Hi all!, I am trying to load a iris table like an...
# questions
e
Hi all!, I am trying to load a iris table like an example. I have created with the following code:
Copy code
dfs.write.format("iceberg").mode("append").save("default.IRIS_EDU_V3")

dfs2 = spark.table("spark_catalog.default.IRIS_EDU_V3")
dfs2.show(5)

+------------+-----------+------------+-----------+-------+------+
|sepal_length|sepal_width|petal_length|petal_width|variety|target|
+------------+-----------+------------+-----------+-------+------+
|         5.1|        3.5|         1.4|        0.2| setosa|     0|
|         4.9|        3.0|         1.4|        0.2| setosa|     0|
|         4.7|        3.2|         1.3|        0.2| setosa|     0|
|         4.6|        3.1|         1.5|        0.2| setosa|     0|
|         5.1|        3.8|         1.5|        0.3| setosa|     0|
+------------+-----------+------------+-----------+-------+------+
I would like to load it since catalog but I can't do it. I have tested different ways but it doesn't work. Is it possible load data since a table was created with iceberg format in minio?? thanks you in advance
image.png
Copy code
data_raw_minio:
  type: spark.SparkDataSet
  filepath: <s3://warehouse/default/IRIS_EDU_V3>
  load_args:
    schema:
      sepal_length: double
      sepal_width: double
      petal_length: double
      petal_width: double
      variety: string
      target: int
d
Try specifying
file_format: iceberg
?
j
is the problem the Iceberg format or the Minio access? I have used Minio with Kedro before but had to properly configure the credentials
e
I think that it's a problem with format iceberg because I have this entry that read csv from minio in catalog and works:
Copy code
data_raw_minio:
  type: pandas.CSVDataSet
  filepath: <s3://prueba.concepto.eduardo/data/QUERES_DATCOM_2306071810.csv>
  load_args:
    sep: '|'
  save_args:
    index: False
    encoding: "utf-8"
  credentials: dev_minio
  layer: raw
but I no sure how have to define the catalog when I have table with iceberg format stored in minio.
j
hmmm okay, that helps. does iceberg work locally, without Minio? (Not familiar with the format, unsure if this makes sense)
e
I can't solve it through the catalog but, can I add it to the catalog in another way?
I run
kedro jupyter lab
and run this code
spark.table("spark_catalog.default.IRIS_EDU_V3").show(5)
and I get the data:
d
but I no sure how have to define the catalog when I have table with iceberg format stored in minio. (edited)
Try specifying
file_format: iceberg
? Did you try this, that I mentioned above? I don't see it in your
SparkDataset
catalog entry, and Spark's not going to magically figure out it's Iceberg.
e
@Deepyaman Datta yes, I tried and it didn't work. Thank and sorry for not answering you sooner.

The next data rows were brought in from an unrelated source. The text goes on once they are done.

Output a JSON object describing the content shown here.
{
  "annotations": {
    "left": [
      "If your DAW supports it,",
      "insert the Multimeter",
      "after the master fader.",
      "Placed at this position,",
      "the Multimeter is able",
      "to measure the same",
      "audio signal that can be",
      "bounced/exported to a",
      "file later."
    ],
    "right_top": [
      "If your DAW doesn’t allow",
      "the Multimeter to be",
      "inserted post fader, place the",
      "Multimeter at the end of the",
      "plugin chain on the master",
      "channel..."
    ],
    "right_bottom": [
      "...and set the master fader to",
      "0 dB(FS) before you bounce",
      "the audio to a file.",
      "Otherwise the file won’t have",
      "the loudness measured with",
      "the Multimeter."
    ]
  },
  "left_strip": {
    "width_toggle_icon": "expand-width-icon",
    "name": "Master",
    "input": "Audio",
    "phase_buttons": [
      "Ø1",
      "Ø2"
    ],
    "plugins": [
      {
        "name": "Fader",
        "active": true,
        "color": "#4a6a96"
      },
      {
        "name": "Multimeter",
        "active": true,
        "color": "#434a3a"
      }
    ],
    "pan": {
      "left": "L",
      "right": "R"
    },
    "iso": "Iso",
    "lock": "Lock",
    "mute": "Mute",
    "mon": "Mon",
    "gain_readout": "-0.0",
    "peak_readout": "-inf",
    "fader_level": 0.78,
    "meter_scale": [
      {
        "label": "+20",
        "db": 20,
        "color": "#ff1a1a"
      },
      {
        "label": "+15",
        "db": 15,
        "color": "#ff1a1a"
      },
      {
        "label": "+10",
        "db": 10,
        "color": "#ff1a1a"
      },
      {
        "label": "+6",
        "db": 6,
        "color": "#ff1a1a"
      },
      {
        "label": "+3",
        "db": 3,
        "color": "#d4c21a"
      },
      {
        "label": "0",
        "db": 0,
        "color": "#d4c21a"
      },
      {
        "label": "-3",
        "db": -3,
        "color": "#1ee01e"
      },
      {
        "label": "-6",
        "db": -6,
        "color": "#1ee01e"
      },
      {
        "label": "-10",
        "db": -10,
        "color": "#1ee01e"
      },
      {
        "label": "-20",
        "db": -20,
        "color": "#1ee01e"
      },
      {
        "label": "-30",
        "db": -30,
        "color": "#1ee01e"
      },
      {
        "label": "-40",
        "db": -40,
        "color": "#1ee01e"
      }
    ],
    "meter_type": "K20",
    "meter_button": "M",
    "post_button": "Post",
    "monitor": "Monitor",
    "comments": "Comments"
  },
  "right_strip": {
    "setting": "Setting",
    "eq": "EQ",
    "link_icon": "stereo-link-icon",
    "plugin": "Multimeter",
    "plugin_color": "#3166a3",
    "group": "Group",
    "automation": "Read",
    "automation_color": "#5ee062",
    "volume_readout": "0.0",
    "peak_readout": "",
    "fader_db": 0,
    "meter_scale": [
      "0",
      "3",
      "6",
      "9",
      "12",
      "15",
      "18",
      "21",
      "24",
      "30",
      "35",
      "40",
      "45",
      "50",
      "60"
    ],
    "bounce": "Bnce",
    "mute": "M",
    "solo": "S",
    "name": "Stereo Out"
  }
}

I have solved it, I describe it below: 1. I created again the table and I have indicated write in parquet
Copy code
spark.sql("CREATE TABLE default.IRIS_EDU_V5 (sepal_length double, sepal_width double, petal_length double, petal_width double, variety string, target int) USING iceberg OPTIONS ('write.object-storage.enabled'='true', 'write.data-path'='<s3://path_to_folder/>', 'write.format'='parquet');")
This creates in minio the structure files that show in the picture. 2. Then define the catalog is simple:
Copy code
my_iceberg_table:
  type: spark.SparkDataSet
  filepath: <s3a://path_to_folder/IRIS_EDU_V5/data/*>
  file_format: parquet
👍 1
thank you so much @Juan Luis @Deepyaman Datta
j
glad you solved it @Eduardo Romero López!